R / zoo:'order.by'中的索引条目不是唯一的 [英] R/zoo: index entries in ‘order.by’ are not unique
问题描述
我有一个包含4列数据的.csv文件,以一分钟的间隔对日期/时间列执行。有些时间戳丢失,所以我试图生成缺少的日期/时间,并在Y列中分配NA值。我以前用其他.csv文件完全相同的格式,没有问题。代码是:
I have a .csv file containing 4 columns of data against a column of dates/times at one-minute intervals. Some timestamps are missing, so I'm trying to generate the missing dates/times and assign them NA values in the Y columns. I have previously done this with other .csv files with exactly the same formatting, with no issues.

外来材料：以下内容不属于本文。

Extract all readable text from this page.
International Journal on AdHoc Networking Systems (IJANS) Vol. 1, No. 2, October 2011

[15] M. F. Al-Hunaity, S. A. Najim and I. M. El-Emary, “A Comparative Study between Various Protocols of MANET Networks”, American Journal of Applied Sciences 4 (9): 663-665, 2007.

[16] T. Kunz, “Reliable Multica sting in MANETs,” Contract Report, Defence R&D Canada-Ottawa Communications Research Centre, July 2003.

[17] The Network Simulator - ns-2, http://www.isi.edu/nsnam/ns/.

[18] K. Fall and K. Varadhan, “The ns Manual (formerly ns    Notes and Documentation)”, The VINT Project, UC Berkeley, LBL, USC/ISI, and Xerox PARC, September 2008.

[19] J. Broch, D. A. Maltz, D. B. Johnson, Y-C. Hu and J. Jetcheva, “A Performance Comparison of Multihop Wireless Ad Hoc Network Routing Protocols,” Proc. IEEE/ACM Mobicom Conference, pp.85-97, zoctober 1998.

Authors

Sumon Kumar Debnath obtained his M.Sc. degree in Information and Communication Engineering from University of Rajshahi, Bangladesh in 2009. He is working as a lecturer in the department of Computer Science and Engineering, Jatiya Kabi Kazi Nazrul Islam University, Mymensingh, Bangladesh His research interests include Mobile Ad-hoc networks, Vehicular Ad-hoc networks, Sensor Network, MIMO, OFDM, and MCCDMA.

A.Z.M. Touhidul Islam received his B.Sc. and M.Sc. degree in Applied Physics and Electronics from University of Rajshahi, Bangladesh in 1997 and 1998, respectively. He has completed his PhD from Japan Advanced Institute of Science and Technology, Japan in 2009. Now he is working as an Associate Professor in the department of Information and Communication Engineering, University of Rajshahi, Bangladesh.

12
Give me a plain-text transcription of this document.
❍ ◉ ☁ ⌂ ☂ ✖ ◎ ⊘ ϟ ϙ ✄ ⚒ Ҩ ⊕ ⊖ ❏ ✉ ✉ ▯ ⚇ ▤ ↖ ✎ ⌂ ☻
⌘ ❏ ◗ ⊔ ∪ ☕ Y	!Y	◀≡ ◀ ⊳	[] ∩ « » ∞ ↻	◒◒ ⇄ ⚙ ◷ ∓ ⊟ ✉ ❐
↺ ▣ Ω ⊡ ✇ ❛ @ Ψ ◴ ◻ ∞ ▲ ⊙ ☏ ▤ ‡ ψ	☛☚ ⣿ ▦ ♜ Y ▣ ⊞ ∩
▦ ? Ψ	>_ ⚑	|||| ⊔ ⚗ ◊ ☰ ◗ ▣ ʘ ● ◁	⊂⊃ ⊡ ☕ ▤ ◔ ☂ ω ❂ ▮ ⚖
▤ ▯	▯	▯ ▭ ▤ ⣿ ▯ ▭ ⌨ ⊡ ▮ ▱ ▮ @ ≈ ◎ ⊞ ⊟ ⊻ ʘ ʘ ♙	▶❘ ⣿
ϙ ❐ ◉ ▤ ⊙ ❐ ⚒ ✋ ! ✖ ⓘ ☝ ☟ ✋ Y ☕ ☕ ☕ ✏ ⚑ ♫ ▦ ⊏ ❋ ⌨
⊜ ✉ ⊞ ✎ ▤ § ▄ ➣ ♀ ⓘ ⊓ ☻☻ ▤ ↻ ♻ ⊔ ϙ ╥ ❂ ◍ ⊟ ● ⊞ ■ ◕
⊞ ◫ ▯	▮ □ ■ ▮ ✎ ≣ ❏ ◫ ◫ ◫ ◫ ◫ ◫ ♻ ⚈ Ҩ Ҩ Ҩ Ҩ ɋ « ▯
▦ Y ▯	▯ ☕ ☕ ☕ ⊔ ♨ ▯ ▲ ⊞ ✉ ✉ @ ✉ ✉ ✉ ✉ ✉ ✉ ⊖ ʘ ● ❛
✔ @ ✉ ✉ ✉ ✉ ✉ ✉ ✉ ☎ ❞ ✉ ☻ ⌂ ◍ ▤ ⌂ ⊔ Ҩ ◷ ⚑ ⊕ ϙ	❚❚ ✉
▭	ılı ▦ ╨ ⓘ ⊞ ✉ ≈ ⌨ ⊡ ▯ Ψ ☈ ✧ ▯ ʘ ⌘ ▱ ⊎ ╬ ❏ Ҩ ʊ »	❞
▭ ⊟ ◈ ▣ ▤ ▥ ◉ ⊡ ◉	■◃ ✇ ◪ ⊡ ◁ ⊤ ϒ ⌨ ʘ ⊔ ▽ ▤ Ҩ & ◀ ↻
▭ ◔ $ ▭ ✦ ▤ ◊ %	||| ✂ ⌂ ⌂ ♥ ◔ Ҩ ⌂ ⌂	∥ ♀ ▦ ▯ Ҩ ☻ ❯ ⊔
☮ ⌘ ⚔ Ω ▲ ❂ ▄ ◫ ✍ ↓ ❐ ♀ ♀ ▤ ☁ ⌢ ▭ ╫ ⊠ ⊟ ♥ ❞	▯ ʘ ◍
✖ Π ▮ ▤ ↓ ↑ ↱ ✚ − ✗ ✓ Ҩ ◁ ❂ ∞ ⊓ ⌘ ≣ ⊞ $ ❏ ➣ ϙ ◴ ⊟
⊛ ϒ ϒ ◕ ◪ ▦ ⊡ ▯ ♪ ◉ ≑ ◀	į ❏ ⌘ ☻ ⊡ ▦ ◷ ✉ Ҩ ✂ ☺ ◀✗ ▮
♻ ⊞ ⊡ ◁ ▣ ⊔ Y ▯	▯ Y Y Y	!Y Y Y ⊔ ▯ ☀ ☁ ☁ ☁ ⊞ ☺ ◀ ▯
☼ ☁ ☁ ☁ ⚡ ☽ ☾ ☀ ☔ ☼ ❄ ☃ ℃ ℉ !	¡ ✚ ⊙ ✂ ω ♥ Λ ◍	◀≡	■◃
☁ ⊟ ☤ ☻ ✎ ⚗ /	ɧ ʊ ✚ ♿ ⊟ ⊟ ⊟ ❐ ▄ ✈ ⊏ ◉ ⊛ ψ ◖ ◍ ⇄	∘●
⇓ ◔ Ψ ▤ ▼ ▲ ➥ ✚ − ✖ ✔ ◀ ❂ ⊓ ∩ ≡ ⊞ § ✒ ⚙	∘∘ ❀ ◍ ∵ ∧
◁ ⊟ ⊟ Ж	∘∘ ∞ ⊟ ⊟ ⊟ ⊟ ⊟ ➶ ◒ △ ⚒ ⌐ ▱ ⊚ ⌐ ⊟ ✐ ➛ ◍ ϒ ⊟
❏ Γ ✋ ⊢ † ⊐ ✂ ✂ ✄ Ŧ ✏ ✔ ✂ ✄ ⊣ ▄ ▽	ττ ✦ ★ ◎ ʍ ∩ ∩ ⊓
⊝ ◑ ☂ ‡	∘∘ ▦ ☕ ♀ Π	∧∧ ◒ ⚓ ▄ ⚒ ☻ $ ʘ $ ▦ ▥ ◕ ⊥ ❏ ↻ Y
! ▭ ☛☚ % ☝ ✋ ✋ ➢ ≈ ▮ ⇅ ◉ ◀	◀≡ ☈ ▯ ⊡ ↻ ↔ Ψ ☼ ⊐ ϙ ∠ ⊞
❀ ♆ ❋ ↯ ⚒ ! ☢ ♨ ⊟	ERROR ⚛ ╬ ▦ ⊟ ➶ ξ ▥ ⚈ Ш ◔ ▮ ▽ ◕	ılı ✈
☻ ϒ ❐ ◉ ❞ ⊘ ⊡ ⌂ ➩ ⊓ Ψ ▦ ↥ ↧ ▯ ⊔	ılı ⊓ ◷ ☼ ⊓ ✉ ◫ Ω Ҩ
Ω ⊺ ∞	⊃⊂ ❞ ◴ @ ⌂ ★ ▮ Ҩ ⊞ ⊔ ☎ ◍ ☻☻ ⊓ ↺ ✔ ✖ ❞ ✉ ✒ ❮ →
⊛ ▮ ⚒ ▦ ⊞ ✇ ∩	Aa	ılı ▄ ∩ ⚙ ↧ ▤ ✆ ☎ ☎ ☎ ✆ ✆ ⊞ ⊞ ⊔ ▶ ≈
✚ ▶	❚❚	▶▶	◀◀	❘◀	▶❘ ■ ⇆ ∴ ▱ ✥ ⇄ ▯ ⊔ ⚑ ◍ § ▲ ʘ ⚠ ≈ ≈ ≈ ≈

The code is:
# read the csv file
har10 = read.csv(fpath, header=TRUE);
# set date
har10$HAR.TS<-as.POSIXct(har10$HAR.TS,format="%y/%m/%d %H:%M")
# convert to zoo
df1.zoo<-zoo(har10[,-1],har10[,1]) #set date to Index
# merge and generate NAs
df2 <- merge(df1.zoo,zoo(,seq(start(df1.zoo),end(df1.zoo),by="min")), all=TRUE)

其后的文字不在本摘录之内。